Yazan: Süreyyya Evren
Birgün Gazetesi — 15 Kasım 2005
Bilimkurgu Türkiye’de nedense bir türlü tam zeminini bulamadı. Son yıllarda fantazi ile birlikte görece en cafcaflı dönemlerinden birini yaşadı belki. Ama farkedilir biçimde fantazi sürekli beslenmeye açık kalabalık bir okur ve izlerçevre yarattıysa da aynı gemide yola başlayan bilimkurgu yayıncılığında hem duraklamalar ve kesintiler çoğaldı hem de devam edenler daha ihtiyatlı adımları tercih eder hale geldiler. Buna karşın kabaca son beş yılda yayınlanan türün önemli eserleri ve bilimkurgu literatürü dolayısıyla yapılan irili ufaklı değiniler ve tartışmalar düşünüldüğünde, bilimkurgunun kendi alanını genişlettiği ve inişli çıkışlı grafikler izlese de bundan sonra kolay kolay sahneden silinmeyeceği söylenebilir.
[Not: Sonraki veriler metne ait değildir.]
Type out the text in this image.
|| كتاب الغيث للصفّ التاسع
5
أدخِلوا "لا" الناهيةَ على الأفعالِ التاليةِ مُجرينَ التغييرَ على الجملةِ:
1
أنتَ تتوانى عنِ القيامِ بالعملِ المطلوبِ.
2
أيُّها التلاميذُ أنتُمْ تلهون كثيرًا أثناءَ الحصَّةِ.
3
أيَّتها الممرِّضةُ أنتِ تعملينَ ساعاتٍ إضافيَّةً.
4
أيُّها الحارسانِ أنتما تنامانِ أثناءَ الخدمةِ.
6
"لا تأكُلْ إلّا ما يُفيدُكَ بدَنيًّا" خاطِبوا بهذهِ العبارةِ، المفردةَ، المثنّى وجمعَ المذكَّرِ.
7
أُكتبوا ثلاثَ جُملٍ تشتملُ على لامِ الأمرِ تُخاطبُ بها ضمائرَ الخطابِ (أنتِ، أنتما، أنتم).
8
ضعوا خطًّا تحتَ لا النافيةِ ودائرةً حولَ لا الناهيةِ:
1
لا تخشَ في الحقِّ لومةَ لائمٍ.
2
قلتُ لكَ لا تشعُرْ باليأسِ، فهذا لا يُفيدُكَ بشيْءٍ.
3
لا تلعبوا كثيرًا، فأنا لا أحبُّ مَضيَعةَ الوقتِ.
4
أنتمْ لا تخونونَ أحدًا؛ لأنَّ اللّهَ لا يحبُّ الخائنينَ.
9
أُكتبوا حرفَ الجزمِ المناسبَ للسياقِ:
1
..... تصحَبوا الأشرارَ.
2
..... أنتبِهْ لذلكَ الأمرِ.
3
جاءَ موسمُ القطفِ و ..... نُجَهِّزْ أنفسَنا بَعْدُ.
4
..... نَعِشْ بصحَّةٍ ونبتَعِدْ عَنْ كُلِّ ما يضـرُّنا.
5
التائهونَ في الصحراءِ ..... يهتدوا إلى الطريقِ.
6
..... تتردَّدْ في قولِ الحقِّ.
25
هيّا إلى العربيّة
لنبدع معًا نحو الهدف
Kimi ‘mars klasikleri’nin ısrarla öncelikli düşünülmesi ve siberpunk gibi kaynayan alanların tali görülmesi belki bu duraklamaların, yer yer heyecansızlıkların sebepleri arasında olabilir. Ancak bu kitapların en çok ihtiyaç duydukları yol arkadaşı belki de, birikenleri elden geçirip tartışan bir bilimkurgu sahnesinin yaratılmasına katkıda bulunacak bilimkurgu dergileriydi.